Em suma, as pessoas em programas de hotspotting requerem menos re-hospitalizações porque qualquer grupo de pacientes que atualmente usa muitos recursos de cuidados de saúde tenderá a ter um menor uso de cuidados de saúde no futuro. Relatórios anteriores sobre programas de hotspotting tinham focado no declínio de aproximadamente 40 por cento em readmissões hospitalares de seis meses – enquanto não comparando isso com a taxa para grupos de pacientes comparáveis fora desses programas.

“Se você pensar em intervenções de cuidados de saúde, quase por definição elas estão ocorrendo em uma época de saúde invulgarmente pobre ou custo invulgarmente alto”, diz Finkelstein. “É por isso que você está intervindo. Portanto, eles estão quase por construção e serão atormentados pela questão da regressão à média. Acho que essa é uma lição muito importante, pois continuamos a tentar descobrir como melhorar a prestação de cuidados de saúde, especialmente porque muito do trabalho se concentra nestes pacientes de alto custo”

“Não vamos desistir”

Para ter a certeza, como diz Finkelstein, o novo estudo é local e existem programas de hotspotting em muitos locais. Ele também examina os resultados de quatro anos do programa, que sofreram alguma evolução durante o período de estudo; se o programa tivesse feito uma mudança revolucionária em, digamos, 2016, isso se refletiria apenas parcialmente nos dados de quatro anos. Acontece, no entanto, que o estudo não encontrou mudanças tão grandes ao longo do tempo.

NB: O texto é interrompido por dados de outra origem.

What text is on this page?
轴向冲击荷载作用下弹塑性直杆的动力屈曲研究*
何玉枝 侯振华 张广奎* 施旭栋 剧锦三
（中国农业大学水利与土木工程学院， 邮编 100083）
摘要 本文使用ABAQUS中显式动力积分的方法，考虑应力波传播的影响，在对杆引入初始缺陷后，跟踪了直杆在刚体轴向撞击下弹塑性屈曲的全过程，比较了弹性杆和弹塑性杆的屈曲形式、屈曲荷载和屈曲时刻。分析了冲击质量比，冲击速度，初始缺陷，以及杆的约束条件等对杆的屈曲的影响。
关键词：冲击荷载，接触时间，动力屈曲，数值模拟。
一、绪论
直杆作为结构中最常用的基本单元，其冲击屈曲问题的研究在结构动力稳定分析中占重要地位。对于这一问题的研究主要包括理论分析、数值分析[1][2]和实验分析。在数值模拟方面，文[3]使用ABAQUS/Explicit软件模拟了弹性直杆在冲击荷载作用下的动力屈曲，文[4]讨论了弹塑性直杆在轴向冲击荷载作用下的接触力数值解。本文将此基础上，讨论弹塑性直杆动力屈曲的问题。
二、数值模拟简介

A perspectiva de Brenner sobre o estudo da eficácia de sua própria iniciativa, diz Finkelstein, era que, por analogia, “se você tem um novo medicamento para tentar curar o câncer, e você faz um ensaio clínico sobre ele e não funciona, você não diz apenas: ‘Acho que é isso, estamos presos ao câncer'”. Continuas a tentar outras coisas. … Não vamos desistir de melhorar a eficiência da prestação de cuidados de saúde e o bem-estar desta população incrivelmente mal-atendida. Precisamos continuar a desenvolver soluções potenciais e avaliá-las rigorosamente”

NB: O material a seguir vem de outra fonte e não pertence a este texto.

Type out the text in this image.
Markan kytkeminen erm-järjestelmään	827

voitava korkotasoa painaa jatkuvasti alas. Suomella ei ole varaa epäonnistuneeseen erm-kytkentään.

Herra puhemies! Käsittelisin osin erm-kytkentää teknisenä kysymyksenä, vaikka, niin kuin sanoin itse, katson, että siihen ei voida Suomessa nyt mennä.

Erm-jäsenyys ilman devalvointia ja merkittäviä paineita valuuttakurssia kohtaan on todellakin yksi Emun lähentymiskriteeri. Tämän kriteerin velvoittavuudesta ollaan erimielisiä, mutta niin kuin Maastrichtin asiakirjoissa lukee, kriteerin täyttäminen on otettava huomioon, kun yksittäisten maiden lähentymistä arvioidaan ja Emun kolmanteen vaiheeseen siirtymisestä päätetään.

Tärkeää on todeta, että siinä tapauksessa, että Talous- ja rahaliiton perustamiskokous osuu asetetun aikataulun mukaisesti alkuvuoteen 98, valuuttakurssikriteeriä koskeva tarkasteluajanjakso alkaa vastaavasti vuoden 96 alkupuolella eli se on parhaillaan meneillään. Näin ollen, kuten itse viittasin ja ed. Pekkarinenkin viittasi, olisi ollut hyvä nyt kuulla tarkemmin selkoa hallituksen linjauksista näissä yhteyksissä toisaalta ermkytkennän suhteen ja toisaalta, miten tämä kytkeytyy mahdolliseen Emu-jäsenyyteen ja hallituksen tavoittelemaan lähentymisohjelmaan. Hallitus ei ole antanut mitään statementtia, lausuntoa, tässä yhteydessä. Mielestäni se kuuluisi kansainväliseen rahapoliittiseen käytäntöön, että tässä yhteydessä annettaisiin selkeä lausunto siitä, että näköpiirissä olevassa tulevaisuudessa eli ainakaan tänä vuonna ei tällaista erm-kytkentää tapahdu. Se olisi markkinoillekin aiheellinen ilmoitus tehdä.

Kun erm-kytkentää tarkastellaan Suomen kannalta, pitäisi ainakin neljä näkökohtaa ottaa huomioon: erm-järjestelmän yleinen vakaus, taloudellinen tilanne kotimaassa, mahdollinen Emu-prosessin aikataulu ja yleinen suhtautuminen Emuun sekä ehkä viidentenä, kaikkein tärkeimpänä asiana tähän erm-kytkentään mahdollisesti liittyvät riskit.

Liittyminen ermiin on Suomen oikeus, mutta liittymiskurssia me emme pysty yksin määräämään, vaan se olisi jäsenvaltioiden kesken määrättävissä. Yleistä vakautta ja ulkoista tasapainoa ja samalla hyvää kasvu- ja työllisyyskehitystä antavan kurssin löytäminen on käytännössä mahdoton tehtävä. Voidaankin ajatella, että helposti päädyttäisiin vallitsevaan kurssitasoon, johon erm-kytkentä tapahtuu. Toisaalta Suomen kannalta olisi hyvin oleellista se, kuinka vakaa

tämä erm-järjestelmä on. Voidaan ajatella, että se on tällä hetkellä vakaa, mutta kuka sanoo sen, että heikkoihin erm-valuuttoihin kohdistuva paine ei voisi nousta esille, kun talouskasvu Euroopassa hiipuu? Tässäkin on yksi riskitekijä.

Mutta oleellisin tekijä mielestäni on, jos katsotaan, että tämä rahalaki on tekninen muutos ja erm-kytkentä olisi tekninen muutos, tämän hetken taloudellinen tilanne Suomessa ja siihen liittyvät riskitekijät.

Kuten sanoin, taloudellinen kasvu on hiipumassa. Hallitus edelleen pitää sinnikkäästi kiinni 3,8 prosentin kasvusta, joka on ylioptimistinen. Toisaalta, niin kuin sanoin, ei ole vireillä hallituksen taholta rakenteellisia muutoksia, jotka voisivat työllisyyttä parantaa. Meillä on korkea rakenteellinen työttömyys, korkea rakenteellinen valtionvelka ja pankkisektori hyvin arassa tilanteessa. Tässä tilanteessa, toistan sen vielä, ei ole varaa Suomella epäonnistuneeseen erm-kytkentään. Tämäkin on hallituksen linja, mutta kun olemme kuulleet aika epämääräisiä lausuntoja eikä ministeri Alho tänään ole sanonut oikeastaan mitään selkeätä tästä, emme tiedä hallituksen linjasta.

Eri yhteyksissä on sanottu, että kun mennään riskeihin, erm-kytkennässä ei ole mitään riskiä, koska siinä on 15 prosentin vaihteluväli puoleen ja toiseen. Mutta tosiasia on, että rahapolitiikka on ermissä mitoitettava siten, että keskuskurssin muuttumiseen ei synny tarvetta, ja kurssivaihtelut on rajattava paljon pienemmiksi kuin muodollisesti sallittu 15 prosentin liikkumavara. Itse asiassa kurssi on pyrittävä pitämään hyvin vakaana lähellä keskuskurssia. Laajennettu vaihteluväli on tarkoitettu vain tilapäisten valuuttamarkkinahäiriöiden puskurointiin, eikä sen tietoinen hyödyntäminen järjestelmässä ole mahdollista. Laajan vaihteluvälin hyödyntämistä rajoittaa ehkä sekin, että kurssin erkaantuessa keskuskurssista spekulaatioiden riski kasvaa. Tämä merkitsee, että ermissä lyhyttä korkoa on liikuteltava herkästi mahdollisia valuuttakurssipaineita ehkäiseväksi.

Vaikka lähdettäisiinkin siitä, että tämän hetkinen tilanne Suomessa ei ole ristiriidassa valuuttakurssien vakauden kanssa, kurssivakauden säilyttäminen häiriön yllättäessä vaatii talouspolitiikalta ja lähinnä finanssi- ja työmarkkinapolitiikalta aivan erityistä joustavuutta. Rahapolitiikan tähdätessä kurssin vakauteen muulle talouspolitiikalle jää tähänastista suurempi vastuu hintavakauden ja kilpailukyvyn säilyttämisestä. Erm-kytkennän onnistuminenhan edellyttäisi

Finkelstein também observa que o estudo atual é apenas uma pesquisa na área complicada de melhorar os cuidados de saúde e reduzir os custos para as pessoas que precisam de tratamento extensivo, e diz que ela acolhe com satisfação pesquisas adicionais nesta área.

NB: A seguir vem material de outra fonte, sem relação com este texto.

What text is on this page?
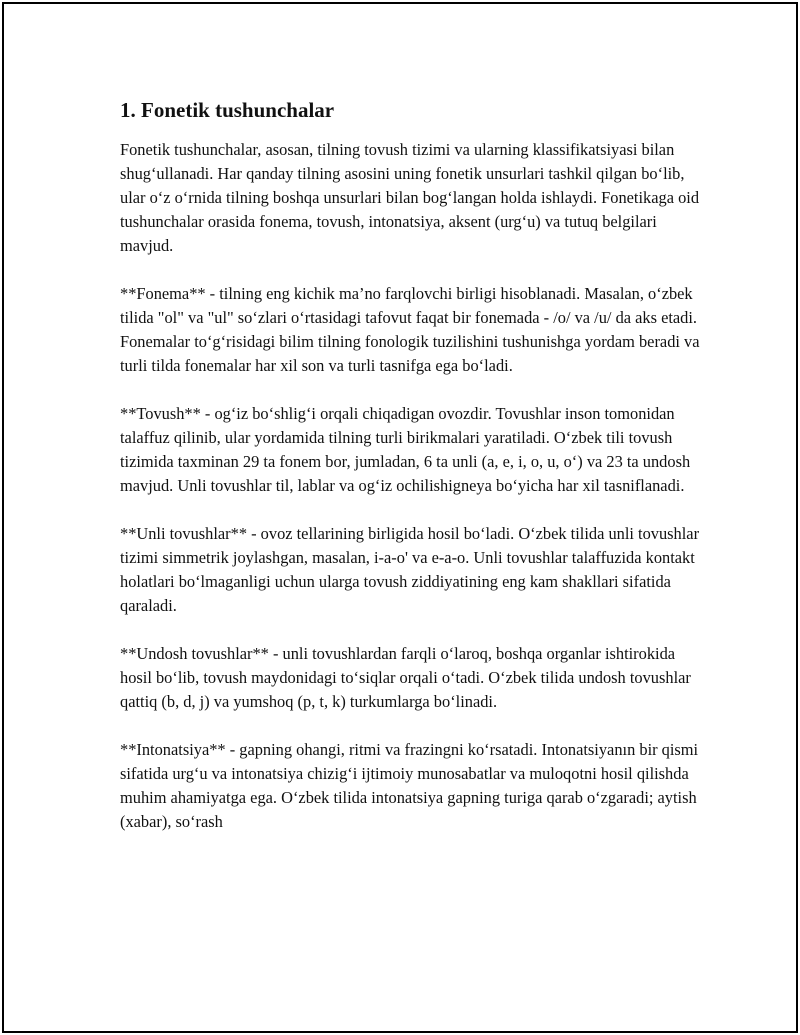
1. Fonetik tushunchalar

Fonetik tushunchalar, asosan, tilning tovush tizimi va ularning klassifikatsiyasi bilan shug‘ullanadi. Har qanday tilning asosini uning fonetik unsurlari tashkil qilgan bo‘lib, ular o‘z o‘rnida tilning boshqa unsurlari bilan bog‘langan holda ishlaydi. Fonetikaga oid tushunchalar orasida fonema, tovush, intonatsiya, aksent (urg‘u) va tutuq belgilari mavjud.

**Fonema** - tilning eng kichik ma’no farqlovchi birligi hisoblanadi. Masalan, o‘zbek tilida "ol" va "ul" so‘zlari o‘rtasidagi tafovut faqat bir fonemada - /o/ va /u/ da aks etadi. Fonemalar to‘g‘risidagi bilim tilning fonologik tuzilishini tushunishga yordam beradi va turli tilda fonemalar har xil son va turli tasnifga ega bo‘ladi.

**Tovush** - og‘iz bo‘shlig‘i orqali chiqadigan ovozdir. Tovushlar inson tomonidan talaffuz qilinib, ular yordamida tilning turli birikmalari yaratiladi. O‘zbek tili tovush tizimida taxminan 29 ta fonem bor, jumladan, 6 ta unli (a, e, i, o, u, o‘) va 23 ta undosh mavjud. Unli tovushlar til, lablar va og‘iz ochilishigneya bo‘yicha har xil tasniflanadi.

**Unli tovushlar** - ovoz tellarining birligida hosil bo‘ladi. O‘zbek tilida unli tovushlar tizimi simmetrik joylashgan, masalan, i-a-o' va e-a-o. Unli tovushlar talaffuzida kontakt holatlari bo‘lmaganligi uchun ularga tovush ziddiyatining eng kam shakllari sifatida qaraladi.

**Undosh tovushlar** - unli tovushlardan farqli o‘laroq, boshqa organlar ishtirokida hosil bo‘lib, tovush maydonidagi to‘siqlar orqali o‘tadi. O‘zbek tilida undosh tovushlar qattiq (b, d, j) va yumshoq (p, t, k) turkumlarga bo‘linadi.

**Intonatsiya** - gapning ohangi, ritmi va frazingni ko‘rsatadi. Intonatsiyanın bir qismi sifatida urg‘u va intonatsiya chizig‘i ijtimoiy munosabatlar va muloqotni hosil qilishda muhim ahamiyatga ega. O‘zbek tilida intonatsiya gapning turiga qarab o‘zgaradi; aytish (xabar), so‘rash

“Espero que inspire mais pesquisa e que mais organizações se associem a nós para estudar”, diz Finkelstein.

Finkelstein também atua como diretora científica da J-PAL North America no MIT, que apóia ensaios controlados aleatórios sobre uma variedade de questões sociais.

Os dados para o estudo vieram da Camden Coalition of Healthcare Providers; dos quatro hospitais de Camden; e do estado de Nova Jersey.

A pesquisa foi apoiada pelo Instituto Nacional sobre Envelhecimento dos Institutos Nacionais de Saúde; a Health Care Delivery Initiative da J-PAL North America; e a MIT Sloan School of Management.